A retrospective study conducted by Jiang et al. which included 92 patients with EGFR-mutant NSCLC and oligometastatic or oligoprogressive liver metastases. In their cohort, patients received EGFR-TKI plus LAT had a significantly longer PFS (13.8 vs. 8.6 months) and OS (31.2 vs. 18.5 months) than those receiving only TKIs (13). Another single-institution randomized phase 2 study enrolled a total of 29 patients with stage IV NSCLC whose tumors didn’t possess EGFR/ALK-targetable mutations and achieve PR or stable disease (SD) after first-line chemotherapy (30). Among them, 14 patients received SBRT plus maintenance chemotherapy and 15 patients received maintenance chemotherapy alone (PFS 9.7 vs. 3.5 months). This study showed consolidative SBRT before maintenance chemotherapy nearly tripled PFS in patients with oligometastatic NSCLC compared with chemotherapy alone. The results of our study showed that a median PFS of 13 months and a median OS of 40 months, obtained from SBRT after first-line systemic therapy. Taken together results of the above studies, definitive radiotherapy delivering to the primary tumor and all metastases on the basis of systemic chemotherapy could delay the transition to the polymetastatic disease, reduce the tumor load, and significantly improve PFS.
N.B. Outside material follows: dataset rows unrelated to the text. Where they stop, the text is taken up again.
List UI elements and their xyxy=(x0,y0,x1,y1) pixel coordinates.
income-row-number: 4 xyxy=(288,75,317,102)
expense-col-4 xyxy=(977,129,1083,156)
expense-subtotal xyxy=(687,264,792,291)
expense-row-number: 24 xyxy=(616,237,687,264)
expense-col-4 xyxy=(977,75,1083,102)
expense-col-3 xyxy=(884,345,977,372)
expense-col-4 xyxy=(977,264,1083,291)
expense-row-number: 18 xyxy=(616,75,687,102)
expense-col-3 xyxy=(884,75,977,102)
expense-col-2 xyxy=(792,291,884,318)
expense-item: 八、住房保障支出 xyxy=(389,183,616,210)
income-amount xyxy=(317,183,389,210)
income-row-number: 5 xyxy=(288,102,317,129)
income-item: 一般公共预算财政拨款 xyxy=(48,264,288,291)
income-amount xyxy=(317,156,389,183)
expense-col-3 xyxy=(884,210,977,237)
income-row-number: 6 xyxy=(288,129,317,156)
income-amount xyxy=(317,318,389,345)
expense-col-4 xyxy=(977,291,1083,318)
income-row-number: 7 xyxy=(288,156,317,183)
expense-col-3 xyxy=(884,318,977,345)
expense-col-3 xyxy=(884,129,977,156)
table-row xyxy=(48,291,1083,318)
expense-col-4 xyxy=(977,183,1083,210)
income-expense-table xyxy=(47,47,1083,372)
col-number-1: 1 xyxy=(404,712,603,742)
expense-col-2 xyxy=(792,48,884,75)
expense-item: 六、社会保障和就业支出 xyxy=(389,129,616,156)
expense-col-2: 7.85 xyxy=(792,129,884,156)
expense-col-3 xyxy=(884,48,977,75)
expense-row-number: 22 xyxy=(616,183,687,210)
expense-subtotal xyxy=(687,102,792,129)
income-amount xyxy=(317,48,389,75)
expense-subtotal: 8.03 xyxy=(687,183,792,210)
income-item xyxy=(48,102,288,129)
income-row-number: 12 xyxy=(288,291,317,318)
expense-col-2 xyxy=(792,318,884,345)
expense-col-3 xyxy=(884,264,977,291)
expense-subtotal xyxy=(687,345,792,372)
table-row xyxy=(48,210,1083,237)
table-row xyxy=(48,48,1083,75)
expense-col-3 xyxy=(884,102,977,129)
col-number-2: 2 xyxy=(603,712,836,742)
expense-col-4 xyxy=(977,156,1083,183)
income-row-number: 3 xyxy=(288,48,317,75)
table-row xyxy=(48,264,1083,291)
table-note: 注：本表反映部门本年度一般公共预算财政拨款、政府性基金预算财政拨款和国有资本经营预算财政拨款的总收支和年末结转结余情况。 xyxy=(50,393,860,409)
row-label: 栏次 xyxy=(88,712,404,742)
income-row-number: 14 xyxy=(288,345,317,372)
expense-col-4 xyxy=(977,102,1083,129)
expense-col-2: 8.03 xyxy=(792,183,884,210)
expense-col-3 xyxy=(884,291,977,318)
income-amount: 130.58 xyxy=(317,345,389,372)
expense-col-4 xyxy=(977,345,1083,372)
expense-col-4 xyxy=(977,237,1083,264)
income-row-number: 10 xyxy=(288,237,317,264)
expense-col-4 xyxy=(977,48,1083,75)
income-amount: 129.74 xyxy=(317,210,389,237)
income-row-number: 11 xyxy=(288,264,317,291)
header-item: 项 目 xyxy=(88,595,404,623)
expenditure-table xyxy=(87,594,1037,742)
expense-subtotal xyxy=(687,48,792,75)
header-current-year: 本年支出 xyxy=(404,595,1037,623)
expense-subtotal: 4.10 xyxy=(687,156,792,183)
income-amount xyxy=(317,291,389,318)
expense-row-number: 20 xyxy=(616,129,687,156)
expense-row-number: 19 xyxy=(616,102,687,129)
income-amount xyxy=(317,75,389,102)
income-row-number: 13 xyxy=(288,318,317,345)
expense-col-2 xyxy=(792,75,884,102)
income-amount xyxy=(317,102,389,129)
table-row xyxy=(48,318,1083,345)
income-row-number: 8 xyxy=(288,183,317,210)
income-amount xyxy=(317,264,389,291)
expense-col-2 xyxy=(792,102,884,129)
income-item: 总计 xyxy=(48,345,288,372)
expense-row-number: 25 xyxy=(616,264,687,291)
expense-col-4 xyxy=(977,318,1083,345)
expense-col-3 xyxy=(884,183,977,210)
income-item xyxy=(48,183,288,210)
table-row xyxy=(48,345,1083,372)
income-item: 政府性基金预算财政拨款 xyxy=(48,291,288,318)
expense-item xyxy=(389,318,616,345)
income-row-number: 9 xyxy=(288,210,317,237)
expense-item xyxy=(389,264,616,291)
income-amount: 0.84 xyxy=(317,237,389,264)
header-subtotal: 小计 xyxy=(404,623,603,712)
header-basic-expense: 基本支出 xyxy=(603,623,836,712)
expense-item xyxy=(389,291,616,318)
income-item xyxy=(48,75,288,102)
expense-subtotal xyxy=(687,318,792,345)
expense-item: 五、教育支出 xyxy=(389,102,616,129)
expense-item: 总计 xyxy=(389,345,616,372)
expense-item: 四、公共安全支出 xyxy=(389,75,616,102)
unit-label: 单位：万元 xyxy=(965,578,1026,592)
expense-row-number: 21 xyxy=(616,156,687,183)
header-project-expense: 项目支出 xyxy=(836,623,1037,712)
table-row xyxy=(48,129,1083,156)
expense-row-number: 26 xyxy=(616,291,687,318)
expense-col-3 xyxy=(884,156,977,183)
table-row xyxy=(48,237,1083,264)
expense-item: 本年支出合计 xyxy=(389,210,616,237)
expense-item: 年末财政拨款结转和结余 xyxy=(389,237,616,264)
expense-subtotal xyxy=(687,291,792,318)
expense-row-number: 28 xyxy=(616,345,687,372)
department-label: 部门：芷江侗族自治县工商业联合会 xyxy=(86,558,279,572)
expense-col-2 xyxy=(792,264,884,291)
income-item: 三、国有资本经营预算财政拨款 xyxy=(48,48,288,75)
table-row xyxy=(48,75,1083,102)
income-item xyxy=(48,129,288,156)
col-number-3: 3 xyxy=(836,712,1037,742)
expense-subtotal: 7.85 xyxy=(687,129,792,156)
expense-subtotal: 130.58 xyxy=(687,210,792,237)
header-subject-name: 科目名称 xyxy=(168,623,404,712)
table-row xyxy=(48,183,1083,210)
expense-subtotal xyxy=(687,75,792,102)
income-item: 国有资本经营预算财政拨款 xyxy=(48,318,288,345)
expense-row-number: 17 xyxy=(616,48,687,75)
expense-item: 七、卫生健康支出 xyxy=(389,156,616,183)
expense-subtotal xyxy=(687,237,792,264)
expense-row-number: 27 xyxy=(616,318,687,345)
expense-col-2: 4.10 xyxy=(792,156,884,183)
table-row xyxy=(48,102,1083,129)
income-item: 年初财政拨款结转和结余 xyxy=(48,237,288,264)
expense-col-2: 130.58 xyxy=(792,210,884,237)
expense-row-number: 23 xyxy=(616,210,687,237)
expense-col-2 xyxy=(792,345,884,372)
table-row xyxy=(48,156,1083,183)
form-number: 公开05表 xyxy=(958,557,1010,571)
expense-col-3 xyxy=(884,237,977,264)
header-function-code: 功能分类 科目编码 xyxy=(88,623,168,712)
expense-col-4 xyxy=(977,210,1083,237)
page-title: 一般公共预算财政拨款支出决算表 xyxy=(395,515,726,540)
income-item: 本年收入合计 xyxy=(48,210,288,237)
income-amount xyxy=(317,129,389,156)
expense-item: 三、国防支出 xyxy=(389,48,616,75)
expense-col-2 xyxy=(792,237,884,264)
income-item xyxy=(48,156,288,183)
Despite evidence supporting SBRT for EGFR wild-type oligometastatic NSCLC, our results need to be interpreted with caution given several limitations. One limitation was that this single-institution retrospective study has inevitable selection bias for patients receiving higher-dose radiotherapy. Patients who received more radical radiation regimens may be those with more favorable ECOG PS and disease state. Another limitation was relatively small number of included cases in the final analysis. Large-scale prospective study is still needed to investigate the efficacy of SBRT for EGFR wild-type oligometastatic NSCLC patients. Additionally, this retrospective study performed without a control arm.

Conclusions

In summary, the current study indicated patients with EGFR wild-type NSCLC and oligometastatic disease who received SBRT delivering to primary tumor and all metastases could be treated safely and improved rates of OS and PFS. Patients with favorable ECOG PS were able to tolerate more aggressive radiation regimens (BED10 ≥100 Gy) and had better outcomes. Further large-scale prospective randomized trials are still needed to define the role of SBRT in patients with EGFR wild-type NSCLCs and limited metastatic burden.